ACCRA (Reuters) - Ghana leapt into the world ranking of middle-income countries on Friday with a new measure of its economy that will add over 60 percent to its output figure by better reflecting recent growth areas such as mobile telephony.
The long-awaited move, which comes just weeks before the West African country is due start pumping oil, means its debt and deficit levels will automatically fall as a proportion of its gross domestic product.
By prodding annual per capita income above the $1,000 mark, it will also mean that Ghana leaves the World Bank’s low-income bracket of countries such as Liberia and Afghanistan to join the more affluent ranks of Thailand and Ivory Coast.
“There has been a significant change in the size of the economy due to the re-basing of our national accounts which captures the realities of the current period,” government statistician Grace Bediako told a news conference in Accra.
“So yes, we are there,” she said of the World Bank’s so-called lower-middle-income bracket. “Just that our production has to increase so that we can sustain it.”
After the announcement the yield on Ghana’s $750 million 2017 Eurobond eased slightly from just above six percent to 5.878 percent.
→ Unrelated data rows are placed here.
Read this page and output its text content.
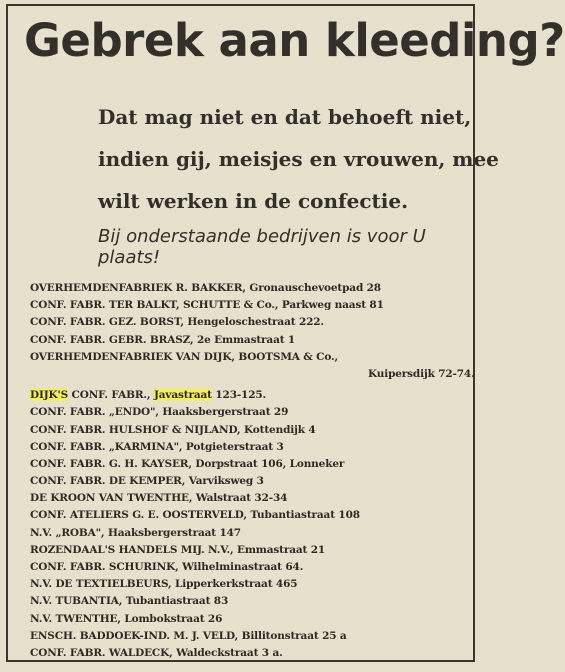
Gebrek aan kleeding?
Dat mag niet en dat behoeft niet,
indien gij, meisjes en vrouwen, mee
wilt werken in de confectie.

Bij onderstaande bedrijven is voor U plaats!

OVERHEMDENFABRIEK R. BAKKER, Gronauschevoetpad 28
CONF. FABR. TER BALKT, SCHUTTE & Co., Parkweg naast 81
CONF. FABR. GEZ. BORST, Hengeloschestraat 222.
CONF. FABR. GEBR. BRASZ, 2e Emmastraat 1
OVERHEMDENFABRIEK VAN DIJK, BOOTSMA & Co.,
Kuipersdijk 72-74.
DIJK'S CONF. FABR., Javastraat 123-125.
CONF. FABR. „ENDO", Haaksbergerstraat 29
CONF. FABR. HULSHOF & NIJLAND, Kottendijk 4
CONF. FABR. „KARMINA", Potgieterstraat 3
CONF. FABR. G. H. KAYSER, Dorpstraat 106, Lonneker
CONF. FABR. DE KEMPER, Varviksweg 3
DE KROON VAN TWENTHE, Walstraat 32-34
CONF. ATELIERS G. E. OOSTERVELD, Tubantiastraat 108
N.V. „ROBA", Haaksbergerstraat 147
ROZENDAAL'S HANDELS MIJ. N.V., Emmastraat 21
CONF. FABR. SCHURINK, Wilhelminastraat 64.
N.V. DE TEXTIELBEURS, Lipperkerkstraat 465
N.V. TUBANTIA, Tubantiastraat 83
N.V. TWENTHE, Lombokstraat 26
ENSCH. BADDOEK-IND. M. J. VELD, Billitonstraat 25 a
CONF. FABR. WALDECK, Waldeckstraat 3 a.
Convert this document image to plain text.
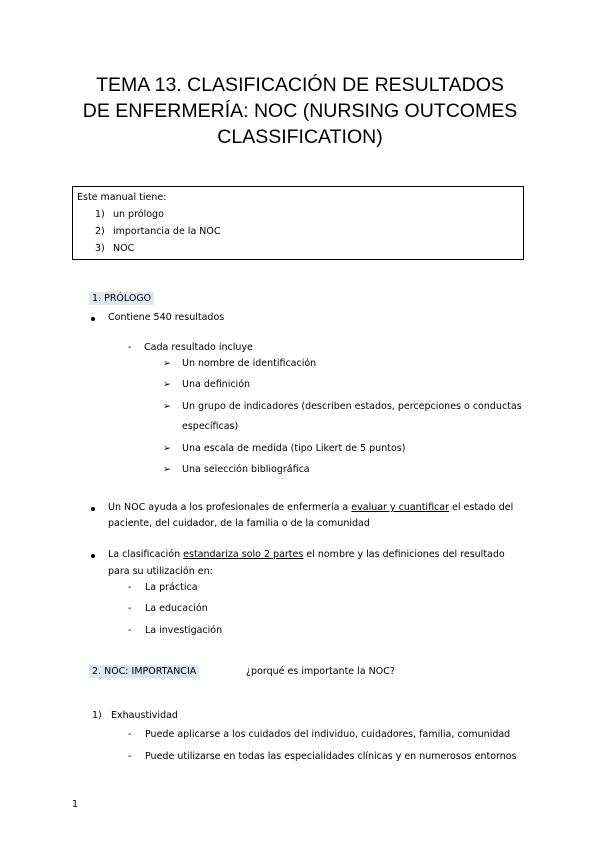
TEMA 13. CLASIFICACIÓN DE RESULTADOS
DE ENFERMERÍA: NOC (NURSING OUTCOMES
CLASSIFICATION)
Este manual tiene:
1) un prólogo
2) importancia de la NOC
3) NOC
1. PRÓLOGO
Contiene 540 resultados
- Cada resultado incluye
➢ Un nombre de identificación
➢ Una definición
➢ Un grupo de indicadores (describen estados, percepciones o conductas
específicas)
➢ Una escala de medida (tipo Likert de 5 puntos)
➢ Una selección bibliográfica
Un NOC ayuda a los profesionales de enfermería a evaluar y cuantificar el estado del
paciente, del cuidador, de la familia o de la comunidad
La clasificación estandariza solo 2 partes el nombre y las definiciones del resultado
para su utilización en:
- La práctica
- La educación
- La investigación
2. NOC: IMPORTANCIA	¿porqué es importante la NOC?
1) Exhaustividad
- Puede aplicarse a los cuidados del individuo, cuidadores, familia, comunidad
- Puede utilizarse en todas las especialidades clínicas y en numerosos entornos
1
The cedi was flat at 1.44 to the U.S. dollar.
The rebasing means that 2009 GDP originally measured at 22.598 billion cedis is now put at 36.867 billion cedis -- an increase of around 63 percent.
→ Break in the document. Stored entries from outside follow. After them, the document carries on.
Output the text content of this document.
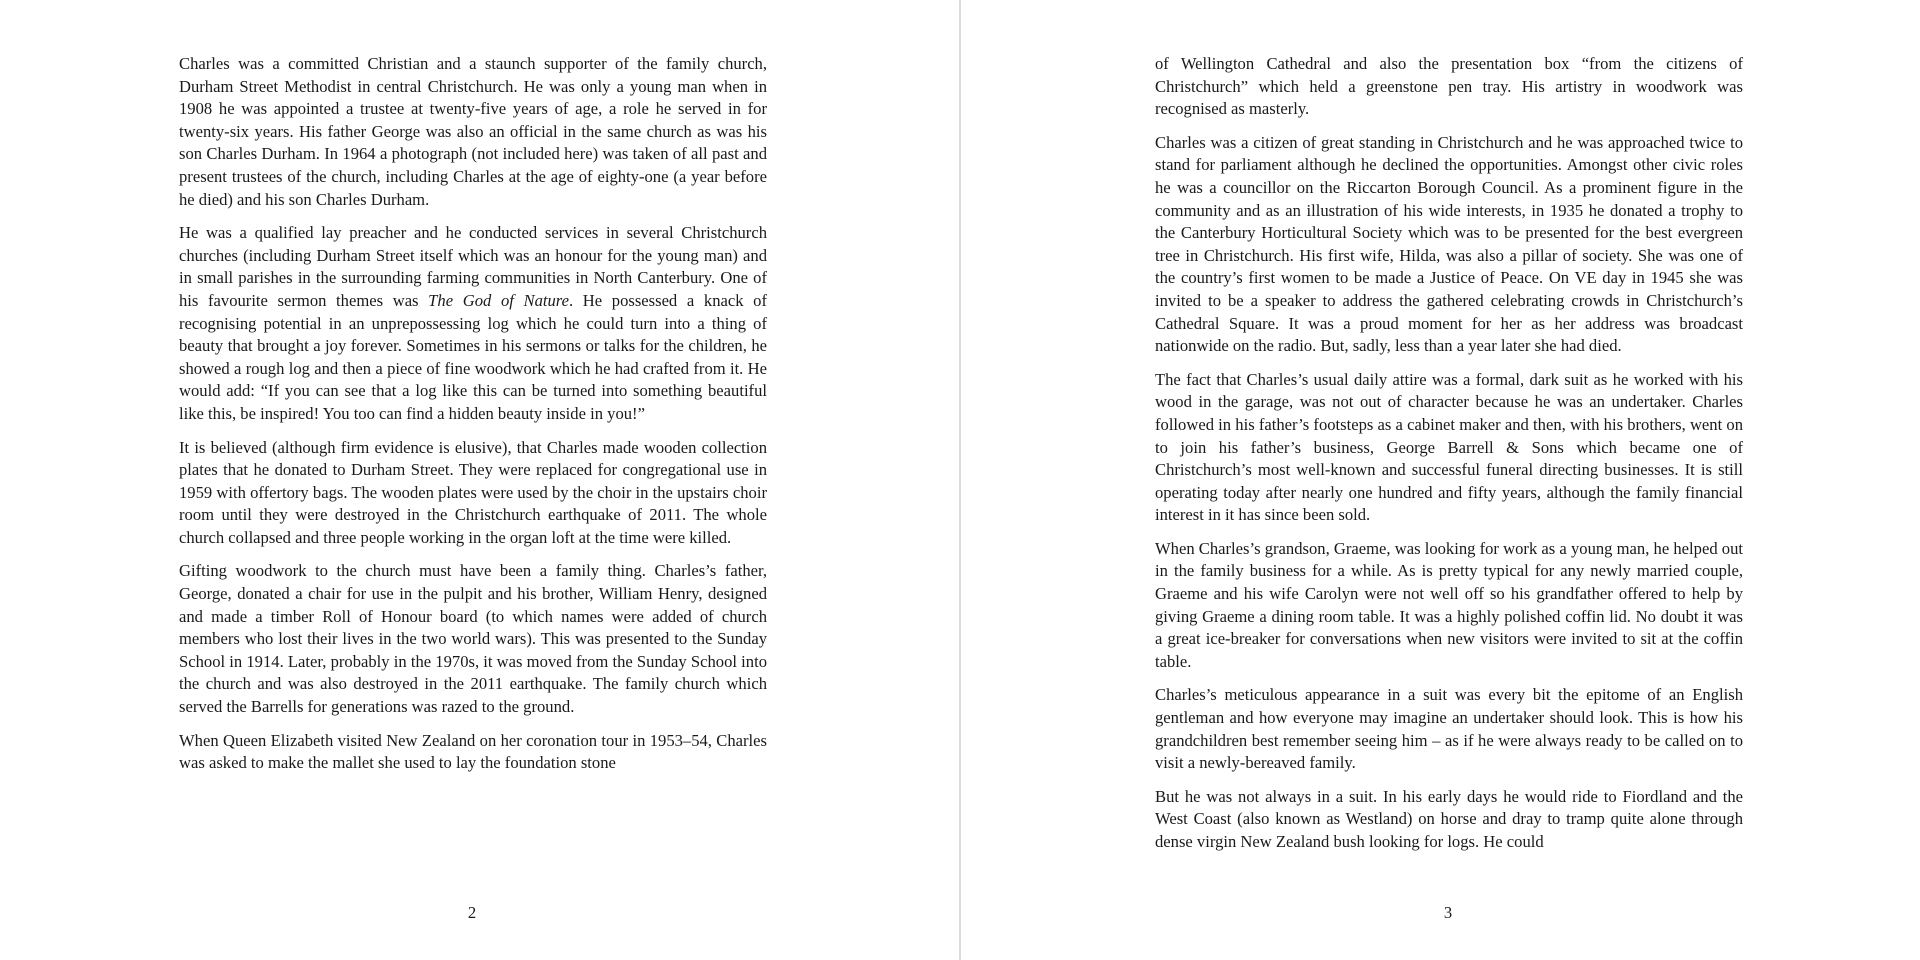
Charles was a committed Christian and a staunch supporter of the family church, Durham Street Methodist in central Christchurch. He was only a young man when in 1908 he was appointed a trustee at twenty-five years of age, a role he served in for twenty-six years. His father George was also an official in the same church as was his son Charles Durham. In 1964 a photograph (not included here) was taken of all past and present trustees of the church, including Charles at the age of eighty-one (a year before he died) and his son Charles Durham.

He was a qualified lay preacher and he conducted services in several Christchurch churches (including Durham Street itself which was an honour for the young man) and in small parishes in the surrounding farming communities in North Canterbury. One of his favourite sermon themes was The God of Nature. He possessed a knack of recognising potential in an unprepossessing log which he could turn into a thing of beauty that brought a joy forever. Sometimes in his sermons or talks for the children, he showed a rough log and then a piece of fine woodwork which he had crafted from it. He would add: “If you can see that a log like this can be turned into something beautiful like this, be inspired! You too can find a hidden beauty inside in you!”

It is believed (although firm evidence is elusive), that Charles made wooden collection plates that he donated to Durham Street. They were replaced for congregational use in 1959 with offertory bags. The wooden plates were used by the choir in the upstairs choir room until they were destroyed in the Christchurch earthquake of 2011. The whole church collapsed and three people working in the organ loft at the time were killed.

Gifting woodwork to the church must have been a family thing. Charles’s father, George, donated a chair for use in the pulpit and his brother, William Henry, designed and made a timber Roll of Honour board (to which names were added of church members who lost their lives in the two world wars). This was presented to the Sunday School in 1914. Later, probably in the 1970s, it was moved from the Sunday School into the church and was also destroyed in the 2011 earthquake. The family church which served the Barrells for generations was razed to the ground.

When Queen Elizabeth visited New Zealand on her coronation tour in 1953–54, Charles was asked to make the mallet she used to lay the foundation stone

2

of Wellington Cathedral and also the presentation box “from the citizens of Christchurch” which held a greenstone pen tray. His artistry in woodwork was recognised as masterly.

Charles was a citizen of great standing in Christchurch and he was approached twice to stand for parliament although he declined the opportunities. Amongst other civic roles he was a councillor on the Riccarton Borough Council. As a prominent figure in the community and as an illustration of his wide interests, in 1935 he donated a trophy to the Canterbury Horticultural Society which was to be presented for the best evergreen tree in Christchurch. His first wife, Hilda, was also a pillar of society. She was one of the country’s first women to be made a Justice of Peace. On VE day in 1945 she was invited to be a speaker to address the gathered celebrating crowds in Christchurch’s Cathedral Square. It was a proud moment for her as her address was broadcast nationwide on the radio. But, sadly, less than a year later she had died.

The fact that Charles’s usual daily attire was a formal, dark suit as he worked with his wood in the garage, was not out of character because he was an undertaker. Charles followed in his father’s footsteps as a cabinet maker and then, with his brothers, went on to join his father’s business, George Barrell & Sons which became one of Christchurch’s most well-known and successful funeral directing businesses. It is still operating today after nearly one hundred and fifty years, although the family financial interest in it has since been sold.

When Charles’s grandson, Graeme, was looking for work as a young man, he helped out in the family business for a while. As is pretty typical for any newly married couple, Graeme and his wife Carolyn were not well off so his grandfather offered to help by giving Graeme a dining room table. It was a highly polished coffin lid. No doubt it was a great ice-breaker for conversations when new visitors were invited to sit at the coffin table.

Charles’s meticulous appearance in a suit was every bit the epitome of an English gentleman and how everyone may imagine an undertaker should look. This is how his grandchildren best remember seeing him – as if he were always ready to be called on to visit a newly-bereaved family.

But he was not always in a suit. In his early days he would ride to Fiordland and the West Coast (also known as Westland) on horse and dray to tramp quite alone through dense virgin New Zealand bush looking for logs. He could

3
Bediako put GDP per capita for the current year at $1,318.36 provisionally against an existing estimate of $753.
Until now, Ghana used a 1993 measure of economic activity seen not fully reflecting growth in areas such as banking and telecommunications since then. The new measure is based on a 2006 snapshot that gives greater weight to those activities.
“The number is probably bigger than most people had been expecting, which was in the region of 40 percent or so,” said Stephen Bailey-Smith of Standard Bank.
“It makes Ghana look better compared to its peers and it should be upgraded,” he added.
By jumping into the lower end of the middle income bracket, Ghana no longer qualifies for concessional loans from the World Bank’s International Development Association (IDA) arm.
However it comes just as Ghana readies to issue a new Eurobond and could allay concerns over its public finances which in August prompted Standard and Poor’s credit agency to lower sovereign ratings for Ghana to “B” from “B+”.
Finance Minister Kwabena Duffuor acknowledged last month that spending such as the cost of a new public sector wage deal would mean next year’s budget deficit would touch 7.5 percent of GDP rather than the 3-5 percent range initially expected.
Standard Chartered’s Razia Khan noted the re-basing would automatically make deficit and debt levels appear more benign but would also mean its tax revenue collection as a ratio of GDP would slide below the average for sub-Saharan African countries.
“This will call into question how much room there is for policy manoeuvre to correct this,” she added.
According to the re-based index, Ghana’s economy will grow by 6.6 percent in 2010, the statistics office forecast, compared to the five percent growth most analysts had been expecting.
The re-basing means the services sector now accounts for 51 percent of the economy; agriculture -- the one-time leader -- makes up 30.2 percent; and the industrial sector 18.6 percent.